Ninety percent of any federal surplus should be held in reserve until a Social Security rescue plan is in place, the House voted Friday, setting the stage for weekend action on an $80 billion tax cut bill.
Republicans pushed through the Social Security bill on a 240-188 vote to blunt Democratic criticism - certain to echo across congressional political campaigns - that the GOP tax cut would amount to a raid on the popular retirement program."The American people expect us to save Social Security, and they need tax relief," said Rep. Bill Archer, R-Texas, chairman of the House Ways and Means Committee. "They're both within our reach."

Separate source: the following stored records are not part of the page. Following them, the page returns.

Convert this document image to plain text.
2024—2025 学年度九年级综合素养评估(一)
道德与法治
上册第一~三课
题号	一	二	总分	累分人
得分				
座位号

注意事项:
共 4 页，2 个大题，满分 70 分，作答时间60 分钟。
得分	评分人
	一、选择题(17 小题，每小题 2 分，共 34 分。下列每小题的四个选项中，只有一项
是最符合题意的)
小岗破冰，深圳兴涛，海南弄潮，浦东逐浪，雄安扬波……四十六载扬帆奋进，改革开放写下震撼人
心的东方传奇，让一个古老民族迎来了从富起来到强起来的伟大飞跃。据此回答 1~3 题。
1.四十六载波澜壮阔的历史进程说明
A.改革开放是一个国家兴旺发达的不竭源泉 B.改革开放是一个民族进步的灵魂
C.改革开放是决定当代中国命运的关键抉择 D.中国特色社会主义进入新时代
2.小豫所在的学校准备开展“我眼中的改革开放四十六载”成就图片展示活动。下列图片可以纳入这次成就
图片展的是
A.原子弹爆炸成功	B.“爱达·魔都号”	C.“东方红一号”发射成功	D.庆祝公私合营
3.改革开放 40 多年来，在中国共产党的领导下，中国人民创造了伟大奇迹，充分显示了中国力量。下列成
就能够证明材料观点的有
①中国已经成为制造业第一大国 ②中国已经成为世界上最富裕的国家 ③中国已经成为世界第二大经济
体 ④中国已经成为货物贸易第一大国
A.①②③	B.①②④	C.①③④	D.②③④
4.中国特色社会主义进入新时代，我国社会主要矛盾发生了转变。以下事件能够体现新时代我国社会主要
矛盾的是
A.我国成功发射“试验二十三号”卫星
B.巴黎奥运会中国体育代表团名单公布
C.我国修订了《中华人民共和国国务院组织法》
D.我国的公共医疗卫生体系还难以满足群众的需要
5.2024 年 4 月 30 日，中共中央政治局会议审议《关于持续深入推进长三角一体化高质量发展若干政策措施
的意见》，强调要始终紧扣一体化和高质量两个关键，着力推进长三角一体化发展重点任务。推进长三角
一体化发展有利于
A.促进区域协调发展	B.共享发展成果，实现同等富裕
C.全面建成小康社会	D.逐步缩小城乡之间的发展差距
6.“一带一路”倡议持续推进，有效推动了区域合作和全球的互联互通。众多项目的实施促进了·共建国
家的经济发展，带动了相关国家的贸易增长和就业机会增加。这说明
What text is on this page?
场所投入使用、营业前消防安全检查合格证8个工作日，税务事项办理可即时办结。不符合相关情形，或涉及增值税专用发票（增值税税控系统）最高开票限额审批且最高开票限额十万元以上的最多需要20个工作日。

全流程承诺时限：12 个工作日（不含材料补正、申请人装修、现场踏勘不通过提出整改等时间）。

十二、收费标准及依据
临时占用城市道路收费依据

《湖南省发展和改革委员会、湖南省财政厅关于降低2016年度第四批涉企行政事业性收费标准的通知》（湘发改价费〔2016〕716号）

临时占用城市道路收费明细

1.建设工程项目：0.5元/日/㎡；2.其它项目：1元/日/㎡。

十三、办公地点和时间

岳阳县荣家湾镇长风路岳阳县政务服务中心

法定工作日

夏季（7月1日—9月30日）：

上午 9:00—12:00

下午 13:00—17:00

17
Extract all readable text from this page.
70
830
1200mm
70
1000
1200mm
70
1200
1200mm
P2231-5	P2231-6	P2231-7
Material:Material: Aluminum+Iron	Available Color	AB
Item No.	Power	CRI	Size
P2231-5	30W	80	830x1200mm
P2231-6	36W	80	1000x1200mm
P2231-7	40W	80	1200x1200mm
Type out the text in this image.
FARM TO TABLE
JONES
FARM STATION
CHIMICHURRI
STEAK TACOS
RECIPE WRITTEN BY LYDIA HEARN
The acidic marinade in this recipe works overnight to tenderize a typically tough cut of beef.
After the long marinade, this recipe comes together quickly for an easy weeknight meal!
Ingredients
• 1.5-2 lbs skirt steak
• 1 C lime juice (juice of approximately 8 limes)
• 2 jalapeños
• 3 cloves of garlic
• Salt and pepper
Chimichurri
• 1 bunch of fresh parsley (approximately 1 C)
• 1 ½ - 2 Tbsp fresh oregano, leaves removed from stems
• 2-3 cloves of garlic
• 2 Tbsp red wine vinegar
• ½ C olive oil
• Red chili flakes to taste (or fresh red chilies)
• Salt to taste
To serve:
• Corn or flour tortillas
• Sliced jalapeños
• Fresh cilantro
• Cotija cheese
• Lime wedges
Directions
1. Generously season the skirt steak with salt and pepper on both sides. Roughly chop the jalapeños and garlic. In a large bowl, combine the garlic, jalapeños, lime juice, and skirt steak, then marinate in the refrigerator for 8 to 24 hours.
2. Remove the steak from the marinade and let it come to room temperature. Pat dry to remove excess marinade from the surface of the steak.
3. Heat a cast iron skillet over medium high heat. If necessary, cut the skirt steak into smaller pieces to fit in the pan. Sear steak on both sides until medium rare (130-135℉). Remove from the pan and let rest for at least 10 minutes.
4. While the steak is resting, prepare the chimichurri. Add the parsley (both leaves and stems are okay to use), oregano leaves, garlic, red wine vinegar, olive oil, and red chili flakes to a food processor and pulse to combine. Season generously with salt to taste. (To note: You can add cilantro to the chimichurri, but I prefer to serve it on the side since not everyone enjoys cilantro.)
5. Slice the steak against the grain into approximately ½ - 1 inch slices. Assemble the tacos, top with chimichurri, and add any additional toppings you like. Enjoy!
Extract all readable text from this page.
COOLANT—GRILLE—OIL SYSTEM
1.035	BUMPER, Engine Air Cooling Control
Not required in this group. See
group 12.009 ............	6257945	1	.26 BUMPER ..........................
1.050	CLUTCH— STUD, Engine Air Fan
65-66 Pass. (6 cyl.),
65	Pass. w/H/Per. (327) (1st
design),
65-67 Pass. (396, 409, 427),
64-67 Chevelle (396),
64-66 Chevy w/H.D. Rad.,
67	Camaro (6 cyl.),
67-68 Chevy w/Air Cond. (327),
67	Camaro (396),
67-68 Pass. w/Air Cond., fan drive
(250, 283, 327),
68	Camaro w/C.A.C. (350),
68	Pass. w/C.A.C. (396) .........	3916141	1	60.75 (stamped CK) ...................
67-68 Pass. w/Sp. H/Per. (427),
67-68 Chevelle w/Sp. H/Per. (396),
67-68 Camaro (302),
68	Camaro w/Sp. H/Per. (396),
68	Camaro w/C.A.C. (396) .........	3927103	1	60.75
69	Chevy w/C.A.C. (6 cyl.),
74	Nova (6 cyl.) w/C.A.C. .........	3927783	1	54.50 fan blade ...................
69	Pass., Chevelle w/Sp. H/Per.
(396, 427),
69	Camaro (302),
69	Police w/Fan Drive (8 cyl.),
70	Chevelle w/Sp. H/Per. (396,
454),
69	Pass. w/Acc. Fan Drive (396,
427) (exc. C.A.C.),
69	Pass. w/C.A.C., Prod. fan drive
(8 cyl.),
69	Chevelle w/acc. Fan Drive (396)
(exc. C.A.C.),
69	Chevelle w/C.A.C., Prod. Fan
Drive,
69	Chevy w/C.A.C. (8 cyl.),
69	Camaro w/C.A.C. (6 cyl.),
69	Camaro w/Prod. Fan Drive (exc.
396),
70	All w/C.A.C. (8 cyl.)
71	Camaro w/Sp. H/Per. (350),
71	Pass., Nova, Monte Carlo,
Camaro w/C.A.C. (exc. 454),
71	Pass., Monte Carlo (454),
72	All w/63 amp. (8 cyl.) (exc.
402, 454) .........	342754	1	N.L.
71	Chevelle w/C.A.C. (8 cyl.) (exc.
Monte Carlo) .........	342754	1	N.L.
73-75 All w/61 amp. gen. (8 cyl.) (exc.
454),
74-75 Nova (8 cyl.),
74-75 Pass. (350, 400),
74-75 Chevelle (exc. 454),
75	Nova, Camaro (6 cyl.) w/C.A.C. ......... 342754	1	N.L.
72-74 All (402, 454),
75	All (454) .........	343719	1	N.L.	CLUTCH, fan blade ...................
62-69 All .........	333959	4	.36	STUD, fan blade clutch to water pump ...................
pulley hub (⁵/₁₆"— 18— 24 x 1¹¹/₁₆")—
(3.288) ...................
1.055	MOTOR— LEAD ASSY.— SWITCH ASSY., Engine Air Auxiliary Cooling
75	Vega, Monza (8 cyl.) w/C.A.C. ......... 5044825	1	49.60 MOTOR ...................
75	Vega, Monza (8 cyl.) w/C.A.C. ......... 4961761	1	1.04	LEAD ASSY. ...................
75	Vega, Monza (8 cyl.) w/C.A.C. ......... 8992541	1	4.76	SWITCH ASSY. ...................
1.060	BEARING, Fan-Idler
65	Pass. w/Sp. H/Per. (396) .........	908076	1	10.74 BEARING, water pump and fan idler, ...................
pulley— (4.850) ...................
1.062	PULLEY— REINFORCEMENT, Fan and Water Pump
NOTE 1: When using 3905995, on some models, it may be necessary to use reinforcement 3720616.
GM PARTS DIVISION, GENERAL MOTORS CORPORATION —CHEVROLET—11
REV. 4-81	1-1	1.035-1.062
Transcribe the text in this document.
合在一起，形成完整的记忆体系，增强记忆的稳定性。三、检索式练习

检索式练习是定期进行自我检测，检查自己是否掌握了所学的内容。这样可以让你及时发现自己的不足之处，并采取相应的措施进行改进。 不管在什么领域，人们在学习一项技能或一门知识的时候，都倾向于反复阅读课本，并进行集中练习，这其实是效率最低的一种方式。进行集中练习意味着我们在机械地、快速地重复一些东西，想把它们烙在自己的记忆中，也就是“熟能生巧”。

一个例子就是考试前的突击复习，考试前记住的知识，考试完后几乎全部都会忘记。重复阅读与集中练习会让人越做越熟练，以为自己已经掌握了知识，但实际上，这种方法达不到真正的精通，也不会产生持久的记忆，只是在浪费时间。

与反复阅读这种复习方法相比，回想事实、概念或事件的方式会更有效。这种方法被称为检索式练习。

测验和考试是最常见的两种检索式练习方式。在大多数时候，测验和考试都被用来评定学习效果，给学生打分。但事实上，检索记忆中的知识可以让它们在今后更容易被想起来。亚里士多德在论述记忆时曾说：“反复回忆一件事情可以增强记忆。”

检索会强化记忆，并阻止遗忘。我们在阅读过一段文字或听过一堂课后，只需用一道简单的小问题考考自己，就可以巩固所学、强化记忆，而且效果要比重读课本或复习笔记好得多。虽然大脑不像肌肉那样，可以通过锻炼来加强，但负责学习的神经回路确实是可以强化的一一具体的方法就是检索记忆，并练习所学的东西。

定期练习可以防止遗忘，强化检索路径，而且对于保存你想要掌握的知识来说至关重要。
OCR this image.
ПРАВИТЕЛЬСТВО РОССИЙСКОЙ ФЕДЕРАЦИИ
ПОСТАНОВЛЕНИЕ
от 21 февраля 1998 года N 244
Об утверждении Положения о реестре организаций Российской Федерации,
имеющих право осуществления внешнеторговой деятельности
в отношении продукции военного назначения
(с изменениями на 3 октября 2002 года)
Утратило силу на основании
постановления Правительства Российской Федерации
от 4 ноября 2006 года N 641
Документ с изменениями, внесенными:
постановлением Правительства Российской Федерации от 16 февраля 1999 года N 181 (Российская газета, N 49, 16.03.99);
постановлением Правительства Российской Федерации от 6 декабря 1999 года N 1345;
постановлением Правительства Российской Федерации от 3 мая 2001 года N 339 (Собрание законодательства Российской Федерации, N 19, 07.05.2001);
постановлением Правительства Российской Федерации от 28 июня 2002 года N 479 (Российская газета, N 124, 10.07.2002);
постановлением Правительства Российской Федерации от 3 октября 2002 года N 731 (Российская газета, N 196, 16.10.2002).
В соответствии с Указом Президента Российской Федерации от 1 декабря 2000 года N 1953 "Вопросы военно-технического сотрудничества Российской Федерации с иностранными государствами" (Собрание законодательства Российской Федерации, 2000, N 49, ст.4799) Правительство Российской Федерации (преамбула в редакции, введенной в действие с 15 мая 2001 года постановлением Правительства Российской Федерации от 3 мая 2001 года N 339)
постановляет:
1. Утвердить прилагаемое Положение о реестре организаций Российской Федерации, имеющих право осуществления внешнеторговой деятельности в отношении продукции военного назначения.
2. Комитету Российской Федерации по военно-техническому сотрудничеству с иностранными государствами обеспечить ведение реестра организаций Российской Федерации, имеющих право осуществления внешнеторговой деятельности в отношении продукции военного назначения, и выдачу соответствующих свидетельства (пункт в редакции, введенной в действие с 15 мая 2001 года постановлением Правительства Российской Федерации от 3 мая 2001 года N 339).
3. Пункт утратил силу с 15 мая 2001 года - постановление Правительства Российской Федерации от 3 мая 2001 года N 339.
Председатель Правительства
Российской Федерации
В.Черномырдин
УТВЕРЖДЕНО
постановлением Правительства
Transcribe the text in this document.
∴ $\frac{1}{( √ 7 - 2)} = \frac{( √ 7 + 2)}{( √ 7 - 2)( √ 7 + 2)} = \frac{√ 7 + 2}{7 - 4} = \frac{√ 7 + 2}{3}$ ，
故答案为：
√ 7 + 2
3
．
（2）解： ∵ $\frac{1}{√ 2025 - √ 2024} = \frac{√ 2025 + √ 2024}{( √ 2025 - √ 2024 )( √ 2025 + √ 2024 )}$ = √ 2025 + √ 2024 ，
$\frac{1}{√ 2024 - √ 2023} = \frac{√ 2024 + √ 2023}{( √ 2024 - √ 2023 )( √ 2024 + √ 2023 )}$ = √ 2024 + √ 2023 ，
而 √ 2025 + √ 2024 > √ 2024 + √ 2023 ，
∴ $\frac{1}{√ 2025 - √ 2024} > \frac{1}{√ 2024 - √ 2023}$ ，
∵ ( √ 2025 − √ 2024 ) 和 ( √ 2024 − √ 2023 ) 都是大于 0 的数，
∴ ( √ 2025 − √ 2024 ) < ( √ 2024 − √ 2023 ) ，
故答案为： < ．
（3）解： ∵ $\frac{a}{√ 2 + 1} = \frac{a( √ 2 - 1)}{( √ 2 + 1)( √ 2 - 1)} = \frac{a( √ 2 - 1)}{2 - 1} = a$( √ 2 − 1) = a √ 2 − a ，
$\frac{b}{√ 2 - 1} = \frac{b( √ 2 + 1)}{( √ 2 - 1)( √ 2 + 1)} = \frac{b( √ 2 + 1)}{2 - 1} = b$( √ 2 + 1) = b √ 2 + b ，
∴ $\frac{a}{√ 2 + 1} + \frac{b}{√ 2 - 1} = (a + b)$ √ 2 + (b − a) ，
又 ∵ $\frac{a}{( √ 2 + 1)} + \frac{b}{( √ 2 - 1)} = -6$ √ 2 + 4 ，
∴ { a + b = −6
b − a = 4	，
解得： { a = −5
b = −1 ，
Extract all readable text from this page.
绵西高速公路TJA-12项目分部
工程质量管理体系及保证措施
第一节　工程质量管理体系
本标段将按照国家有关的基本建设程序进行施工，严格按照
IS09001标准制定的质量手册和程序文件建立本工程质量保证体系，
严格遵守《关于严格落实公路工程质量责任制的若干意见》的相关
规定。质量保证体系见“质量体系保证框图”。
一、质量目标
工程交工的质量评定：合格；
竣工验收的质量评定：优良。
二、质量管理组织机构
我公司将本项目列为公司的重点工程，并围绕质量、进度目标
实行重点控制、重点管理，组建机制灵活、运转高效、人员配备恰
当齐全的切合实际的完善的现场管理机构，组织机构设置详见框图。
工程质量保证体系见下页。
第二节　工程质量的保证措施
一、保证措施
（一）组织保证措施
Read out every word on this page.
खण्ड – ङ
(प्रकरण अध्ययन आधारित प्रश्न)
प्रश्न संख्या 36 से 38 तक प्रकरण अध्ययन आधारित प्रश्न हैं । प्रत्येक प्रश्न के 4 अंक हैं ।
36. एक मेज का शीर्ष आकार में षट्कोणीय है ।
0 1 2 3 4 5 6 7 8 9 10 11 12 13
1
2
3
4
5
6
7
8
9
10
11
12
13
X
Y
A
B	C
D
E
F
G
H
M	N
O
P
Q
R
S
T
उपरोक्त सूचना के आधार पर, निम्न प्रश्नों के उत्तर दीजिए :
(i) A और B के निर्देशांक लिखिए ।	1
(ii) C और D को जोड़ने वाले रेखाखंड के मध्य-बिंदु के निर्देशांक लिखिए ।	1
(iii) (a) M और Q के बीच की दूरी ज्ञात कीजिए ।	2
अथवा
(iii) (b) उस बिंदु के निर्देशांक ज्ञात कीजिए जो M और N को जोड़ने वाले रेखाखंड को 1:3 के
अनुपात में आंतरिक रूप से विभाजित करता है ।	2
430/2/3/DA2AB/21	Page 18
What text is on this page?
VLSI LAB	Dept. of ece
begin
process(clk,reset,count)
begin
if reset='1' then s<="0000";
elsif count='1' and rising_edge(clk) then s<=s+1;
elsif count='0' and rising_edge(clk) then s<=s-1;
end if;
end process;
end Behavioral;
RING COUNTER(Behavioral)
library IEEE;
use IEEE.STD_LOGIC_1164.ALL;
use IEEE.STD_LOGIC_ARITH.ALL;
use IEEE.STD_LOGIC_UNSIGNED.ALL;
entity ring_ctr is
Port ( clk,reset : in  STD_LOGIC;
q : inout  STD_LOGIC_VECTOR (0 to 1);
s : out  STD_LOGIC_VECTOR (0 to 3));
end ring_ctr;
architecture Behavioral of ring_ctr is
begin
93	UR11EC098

The key test of party unity was a 216-210 vote in which the House rejected a Democratic effort to lock away 100 percent of the surplus until Social Security is safeguarded. Only one Democrat - Rep. Martin Olav Sabo of Minnesota - voted with Republicans to defeat the measure.
The action was a prelude to Saturday's planned vote on the tax cut bill, which would take roughly 10 percent of the projected $1.6 trillion budget surplus over the next decade - leaving 90 percent or about $1.4 trillion for the Social Security reserve. Over five years, the tax cut would cost $80 billion.
The tax measure, which President Clinton has threatened to veto, would provide tax relief for farmers, married couples, working senior citizens, small-business operators, people with modest savings accounts and students saving for private colleges. It also would extend several expiring tax credits sought by big business.
Republicans appeared confident they would have the votes to pass the tax bill but are unlikely to gain enough Democratic defections to reach the two-thirds margin necessary to override a presidential veto. Most Democrats support the specific tax cut proposals but not the use of a surplus that may not materialize to pay for them.
"They're rushing to spend a surplus that doesn't exist," said House Minority Whip David Bonior, D-Mich.